Probing Dark Sector CP Violation with Electric Dipole Moments and Colliders

TL;DR

This paper investigates how dark sector CP violation, mediated through a Higgs portal and a new Z' gauge boson, can be constrained by electron EDM measurements and collider experiments, impacting models of electroweak baryogenesis.

Contribution

It provides explicit calculations of two-loop contributions to the electron EDM from dark sector CP violation and assesses collider constraints on baryogenesis models involving a Z' gauge boson.

Findings

Electron EDM constraints are comparable to collider searches for certain operators.

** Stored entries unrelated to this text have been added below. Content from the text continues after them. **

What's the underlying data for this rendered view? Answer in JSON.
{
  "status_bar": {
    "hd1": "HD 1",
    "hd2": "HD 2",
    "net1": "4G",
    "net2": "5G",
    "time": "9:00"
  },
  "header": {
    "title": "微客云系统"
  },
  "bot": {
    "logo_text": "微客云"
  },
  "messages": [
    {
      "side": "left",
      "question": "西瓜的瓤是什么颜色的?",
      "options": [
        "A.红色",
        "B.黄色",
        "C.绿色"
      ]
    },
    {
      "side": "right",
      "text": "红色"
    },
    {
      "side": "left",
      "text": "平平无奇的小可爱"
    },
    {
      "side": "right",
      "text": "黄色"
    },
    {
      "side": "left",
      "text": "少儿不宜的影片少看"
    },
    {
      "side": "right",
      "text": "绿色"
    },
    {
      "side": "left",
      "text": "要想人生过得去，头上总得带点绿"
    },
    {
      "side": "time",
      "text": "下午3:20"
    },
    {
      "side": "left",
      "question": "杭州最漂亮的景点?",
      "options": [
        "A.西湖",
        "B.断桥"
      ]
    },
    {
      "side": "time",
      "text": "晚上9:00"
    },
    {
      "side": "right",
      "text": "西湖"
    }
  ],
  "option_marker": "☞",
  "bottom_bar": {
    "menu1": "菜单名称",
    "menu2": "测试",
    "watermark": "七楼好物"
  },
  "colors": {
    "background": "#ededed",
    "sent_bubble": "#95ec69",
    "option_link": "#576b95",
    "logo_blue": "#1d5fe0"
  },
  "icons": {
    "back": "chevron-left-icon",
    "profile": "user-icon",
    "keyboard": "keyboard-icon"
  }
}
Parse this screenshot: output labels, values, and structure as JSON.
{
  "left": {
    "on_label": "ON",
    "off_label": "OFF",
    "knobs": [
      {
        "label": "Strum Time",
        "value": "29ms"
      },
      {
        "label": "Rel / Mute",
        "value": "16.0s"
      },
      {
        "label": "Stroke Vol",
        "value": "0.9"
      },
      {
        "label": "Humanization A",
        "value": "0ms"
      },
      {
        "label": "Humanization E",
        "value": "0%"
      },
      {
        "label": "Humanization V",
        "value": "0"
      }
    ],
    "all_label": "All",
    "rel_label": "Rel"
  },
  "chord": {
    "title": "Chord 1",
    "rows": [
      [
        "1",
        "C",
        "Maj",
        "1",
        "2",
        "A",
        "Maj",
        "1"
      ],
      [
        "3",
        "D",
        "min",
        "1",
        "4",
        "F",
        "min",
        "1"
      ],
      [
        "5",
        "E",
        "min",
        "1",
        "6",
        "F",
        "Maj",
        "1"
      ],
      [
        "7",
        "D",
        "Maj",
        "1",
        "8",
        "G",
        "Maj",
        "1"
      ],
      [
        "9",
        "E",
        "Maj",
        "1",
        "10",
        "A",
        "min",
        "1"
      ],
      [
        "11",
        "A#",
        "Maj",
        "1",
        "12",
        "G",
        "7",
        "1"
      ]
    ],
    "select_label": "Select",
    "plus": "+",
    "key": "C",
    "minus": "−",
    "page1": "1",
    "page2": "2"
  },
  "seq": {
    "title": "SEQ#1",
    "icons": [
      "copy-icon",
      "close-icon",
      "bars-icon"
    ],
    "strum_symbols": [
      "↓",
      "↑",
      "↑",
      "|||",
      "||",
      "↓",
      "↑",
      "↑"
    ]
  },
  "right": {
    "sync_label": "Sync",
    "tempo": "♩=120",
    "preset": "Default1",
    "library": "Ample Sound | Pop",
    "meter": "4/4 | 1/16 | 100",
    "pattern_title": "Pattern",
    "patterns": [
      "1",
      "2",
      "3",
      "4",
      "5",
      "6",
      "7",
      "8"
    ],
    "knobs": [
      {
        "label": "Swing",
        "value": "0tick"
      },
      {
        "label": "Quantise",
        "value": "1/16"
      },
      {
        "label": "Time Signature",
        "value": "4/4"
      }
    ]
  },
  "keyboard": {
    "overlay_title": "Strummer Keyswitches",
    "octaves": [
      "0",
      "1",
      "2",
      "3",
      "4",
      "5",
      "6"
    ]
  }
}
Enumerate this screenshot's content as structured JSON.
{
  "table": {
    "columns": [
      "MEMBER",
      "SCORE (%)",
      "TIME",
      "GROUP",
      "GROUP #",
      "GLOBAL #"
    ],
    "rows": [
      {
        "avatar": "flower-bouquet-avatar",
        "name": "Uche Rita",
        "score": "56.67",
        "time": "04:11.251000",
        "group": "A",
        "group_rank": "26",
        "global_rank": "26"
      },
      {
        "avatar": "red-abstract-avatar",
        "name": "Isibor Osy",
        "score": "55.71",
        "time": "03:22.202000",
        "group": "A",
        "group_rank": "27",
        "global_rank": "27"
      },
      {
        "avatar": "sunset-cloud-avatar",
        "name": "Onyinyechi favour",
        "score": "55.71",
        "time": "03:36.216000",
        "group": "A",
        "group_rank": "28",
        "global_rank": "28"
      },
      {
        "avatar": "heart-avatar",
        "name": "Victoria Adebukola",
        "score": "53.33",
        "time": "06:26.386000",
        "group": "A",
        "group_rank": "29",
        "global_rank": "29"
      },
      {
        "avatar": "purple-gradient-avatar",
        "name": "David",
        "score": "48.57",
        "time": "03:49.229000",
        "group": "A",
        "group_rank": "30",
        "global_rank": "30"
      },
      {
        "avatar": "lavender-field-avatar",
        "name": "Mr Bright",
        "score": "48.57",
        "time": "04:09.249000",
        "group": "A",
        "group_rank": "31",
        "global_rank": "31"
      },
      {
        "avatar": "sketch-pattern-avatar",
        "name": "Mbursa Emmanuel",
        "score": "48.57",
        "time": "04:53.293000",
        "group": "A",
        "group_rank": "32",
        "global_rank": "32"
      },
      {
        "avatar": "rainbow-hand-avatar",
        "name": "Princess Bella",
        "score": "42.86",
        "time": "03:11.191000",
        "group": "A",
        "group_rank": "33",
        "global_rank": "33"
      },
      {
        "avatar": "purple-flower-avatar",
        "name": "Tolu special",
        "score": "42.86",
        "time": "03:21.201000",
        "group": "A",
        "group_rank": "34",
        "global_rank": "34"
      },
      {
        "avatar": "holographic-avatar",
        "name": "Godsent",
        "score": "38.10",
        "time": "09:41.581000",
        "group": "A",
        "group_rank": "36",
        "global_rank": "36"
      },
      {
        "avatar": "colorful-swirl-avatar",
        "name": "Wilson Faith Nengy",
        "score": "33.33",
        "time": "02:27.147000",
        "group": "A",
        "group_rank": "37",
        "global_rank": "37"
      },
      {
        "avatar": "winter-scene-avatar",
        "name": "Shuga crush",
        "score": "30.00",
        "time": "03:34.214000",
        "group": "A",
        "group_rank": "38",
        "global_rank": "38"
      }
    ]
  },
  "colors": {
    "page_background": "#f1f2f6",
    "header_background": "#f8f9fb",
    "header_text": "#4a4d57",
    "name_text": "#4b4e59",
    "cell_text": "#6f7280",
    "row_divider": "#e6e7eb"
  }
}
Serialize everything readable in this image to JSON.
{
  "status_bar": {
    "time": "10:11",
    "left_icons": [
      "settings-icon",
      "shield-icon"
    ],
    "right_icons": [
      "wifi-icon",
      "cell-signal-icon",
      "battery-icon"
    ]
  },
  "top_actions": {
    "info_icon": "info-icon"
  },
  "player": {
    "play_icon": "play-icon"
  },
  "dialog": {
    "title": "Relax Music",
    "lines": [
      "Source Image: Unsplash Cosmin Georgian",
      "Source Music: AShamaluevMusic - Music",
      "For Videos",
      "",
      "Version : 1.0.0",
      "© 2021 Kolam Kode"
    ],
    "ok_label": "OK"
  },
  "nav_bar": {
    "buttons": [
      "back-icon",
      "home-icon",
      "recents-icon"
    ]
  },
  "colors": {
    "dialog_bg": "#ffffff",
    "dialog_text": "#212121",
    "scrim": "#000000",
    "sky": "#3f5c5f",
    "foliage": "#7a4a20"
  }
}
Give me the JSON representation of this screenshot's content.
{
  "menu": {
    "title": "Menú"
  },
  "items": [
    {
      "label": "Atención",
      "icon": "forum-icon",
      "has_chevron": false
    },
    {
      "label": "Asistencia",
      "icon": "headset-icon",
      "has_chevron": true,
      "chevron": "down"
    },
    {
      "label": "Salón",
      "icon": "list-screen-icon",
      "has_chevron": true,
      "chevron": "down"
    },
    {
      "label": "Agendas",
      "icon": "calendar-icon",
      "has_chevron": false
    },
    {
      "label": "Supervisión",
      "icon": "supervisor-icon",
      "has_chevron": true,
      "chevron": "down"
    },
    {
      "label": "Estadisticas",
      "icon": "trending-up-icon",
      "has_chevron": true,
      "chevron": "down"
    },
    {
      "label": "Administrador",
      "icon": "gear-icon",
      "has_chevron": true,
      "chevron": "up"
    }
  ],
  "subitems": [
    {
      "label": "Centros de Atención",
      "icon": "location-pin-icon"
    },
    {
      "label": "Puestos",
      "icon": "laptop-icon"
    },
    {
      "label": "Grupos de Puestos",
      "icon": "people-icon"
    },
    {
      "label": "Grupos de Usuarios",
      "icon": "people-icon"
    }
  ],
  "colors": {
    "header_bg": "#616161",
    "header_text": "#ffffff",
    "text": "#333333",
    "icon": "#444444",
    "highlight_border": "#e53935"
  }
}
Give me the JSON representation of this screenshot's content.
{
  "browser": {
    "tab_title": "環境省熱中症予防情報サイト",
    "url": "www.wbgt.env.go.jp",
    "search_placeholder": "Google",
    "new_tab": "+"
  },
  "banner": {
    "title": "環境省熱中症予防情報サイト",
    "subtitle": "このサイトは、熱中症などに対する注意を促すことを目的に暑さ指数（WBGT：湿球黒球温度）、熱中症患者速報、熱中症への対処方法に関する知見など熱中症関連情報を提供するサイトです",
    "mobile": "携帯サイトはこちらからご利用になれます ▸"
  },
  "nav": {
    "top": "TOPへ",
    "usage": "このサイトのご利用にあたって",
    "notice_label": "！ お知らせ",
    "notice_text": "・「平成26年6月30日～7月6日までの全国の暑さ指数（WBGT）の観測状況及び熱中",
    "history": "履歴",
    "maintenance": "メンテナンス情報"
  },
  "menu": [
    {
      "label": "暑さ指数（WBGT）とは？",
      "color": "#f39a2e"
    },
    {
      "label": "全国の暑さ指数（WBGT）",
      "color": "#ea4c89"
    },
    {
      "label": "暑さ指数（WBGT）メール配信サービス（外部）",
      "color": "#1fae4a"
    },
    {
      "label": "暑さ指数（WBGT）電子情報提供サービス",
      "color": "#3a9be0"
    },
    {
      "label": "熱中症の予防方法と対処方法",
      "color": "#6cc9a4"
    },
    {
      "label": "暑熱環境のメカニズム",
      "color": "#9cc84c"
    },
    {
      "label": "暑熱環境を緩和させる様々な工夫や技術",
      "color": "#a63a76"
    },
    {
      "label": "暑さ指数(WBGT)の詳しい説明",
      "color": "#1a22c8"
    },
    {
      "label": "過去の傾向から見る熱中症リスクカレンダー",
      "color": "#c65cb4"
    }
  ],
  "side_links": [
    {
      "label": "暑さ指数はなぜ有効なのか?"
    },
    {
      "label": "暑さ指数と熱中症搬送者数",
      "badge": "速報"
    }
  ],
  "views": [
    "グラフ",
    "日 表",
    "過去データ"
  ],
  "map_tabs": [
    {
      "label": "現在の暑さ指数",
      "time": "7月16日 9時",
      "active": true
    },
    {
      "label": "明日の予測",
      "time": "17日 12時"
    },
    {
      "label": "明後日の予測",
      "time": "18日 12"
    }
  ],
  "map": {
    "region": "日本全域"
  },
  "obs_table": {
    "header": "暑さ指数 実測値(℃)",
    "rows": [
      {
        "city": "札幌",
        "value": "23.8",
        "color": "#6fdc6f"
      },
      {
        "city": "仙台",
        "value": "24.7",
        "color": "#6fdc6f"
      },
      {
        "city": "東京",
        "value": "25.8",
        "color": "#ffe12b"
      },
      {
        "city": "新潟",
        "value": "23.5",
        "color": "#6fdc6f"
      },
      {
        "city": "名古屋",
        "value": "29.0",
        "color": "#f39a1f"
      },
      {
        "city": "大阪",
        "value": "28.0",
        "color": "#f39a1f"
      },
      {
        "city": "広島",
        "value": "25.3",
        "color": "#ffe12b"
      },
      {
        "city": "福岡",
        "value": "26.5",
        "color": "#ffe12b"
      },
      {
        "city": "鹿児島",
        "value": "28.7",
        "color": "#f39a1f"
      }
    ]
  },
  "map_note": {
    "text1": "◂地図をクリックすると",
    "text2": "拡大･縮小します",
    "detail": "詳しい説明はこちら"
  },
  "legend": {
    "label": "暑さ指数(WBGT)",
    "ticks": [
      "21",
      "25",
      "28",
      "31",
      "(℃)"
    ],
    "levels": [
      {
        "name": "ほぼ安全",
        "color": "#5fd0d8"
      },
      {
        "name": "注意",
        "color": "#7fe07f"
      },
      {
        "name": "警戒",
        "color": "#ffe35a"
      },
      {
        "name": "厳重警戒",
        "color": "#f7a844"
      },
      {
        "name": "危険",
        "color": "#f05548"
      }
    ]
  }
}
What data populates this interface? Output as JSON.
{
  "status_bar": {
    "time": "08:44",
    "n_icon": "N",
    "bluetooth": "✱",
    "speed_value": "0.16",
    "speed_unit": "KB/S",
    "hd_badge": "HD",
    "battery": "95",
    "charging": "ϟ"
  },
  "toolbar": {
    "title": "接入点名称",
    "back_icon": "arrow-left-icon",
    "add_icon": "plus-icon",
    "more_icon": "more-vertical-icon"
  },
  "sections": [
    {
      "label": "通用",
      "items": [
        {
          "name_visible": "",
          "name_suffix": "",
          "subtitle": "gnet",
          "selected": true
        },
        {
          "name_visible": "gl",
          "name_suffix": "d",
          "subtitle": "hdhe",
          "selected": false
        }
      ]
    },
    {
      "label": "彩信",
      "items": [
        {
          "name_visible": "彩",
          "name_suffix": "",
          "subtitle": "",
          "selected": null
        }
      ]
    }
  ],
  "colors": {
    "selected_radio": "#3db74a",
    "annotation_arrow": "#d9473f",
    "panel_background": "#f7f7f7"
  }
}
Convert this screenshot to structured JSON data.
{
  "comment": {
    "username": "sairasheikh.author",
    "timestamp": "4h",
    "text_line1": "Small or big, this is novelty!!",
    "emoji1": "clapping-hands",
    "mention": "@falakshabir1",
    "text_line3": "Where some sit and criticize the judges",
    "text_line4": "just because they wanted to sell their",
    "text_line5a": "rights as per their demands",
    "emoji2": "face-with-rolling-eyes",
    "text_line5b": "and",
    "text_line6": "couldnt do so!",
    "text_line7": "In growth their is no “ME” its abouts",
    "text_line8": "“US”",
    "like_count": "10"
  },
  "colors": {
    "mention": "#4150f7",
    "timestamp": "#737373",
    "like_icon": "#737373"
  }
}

Collider data from B-factories exclude some baryogenesis scenarios below 10 GeV Z' mass.

Future electron-positron colliders could probe a wide range of Z' masses relevant for baryogenesis.

Abstract

We study the experimental constraints on dark sector CP violation that enters the visible sector through a Higgs portal coupling $H^{\dagger} H Z^{\prime}_{\mu\nu} \widetilde Z^{\prime \mu\nu}$, where the $Z^{\prime}$ is from a new U(1) gauge symmetry which is assumed to couple to lepton number. We compute explicitly the leading two-loop contribution of this effective operator to the electron electric dipole moment (EDM) and show that the resulting constraints are comparable to those from direct $Z^{\prime}$ searches at electron-positron colliders when the effective operator is generated at tree level. We also examine an explicit UV completion for this effective operator that was first introduced to achieve electroweak baryogenesis and show that collider constraints from $B$-factories already exclude viable baryogenesis for $Z^{\prime}$ masses below 10 GeV, and that future electron-positron Higgs factories will exclude viable baryogenesis for $Z^{\prime}$ masses up to the $e^+e^-$ center-of-mass energy if anticipated luminosities are achieved. For higher $Z^{\prime}$ masses, the full viable baryogenesis parameter space lies within six orders of magnitude of the current upper bound on the electron EDM.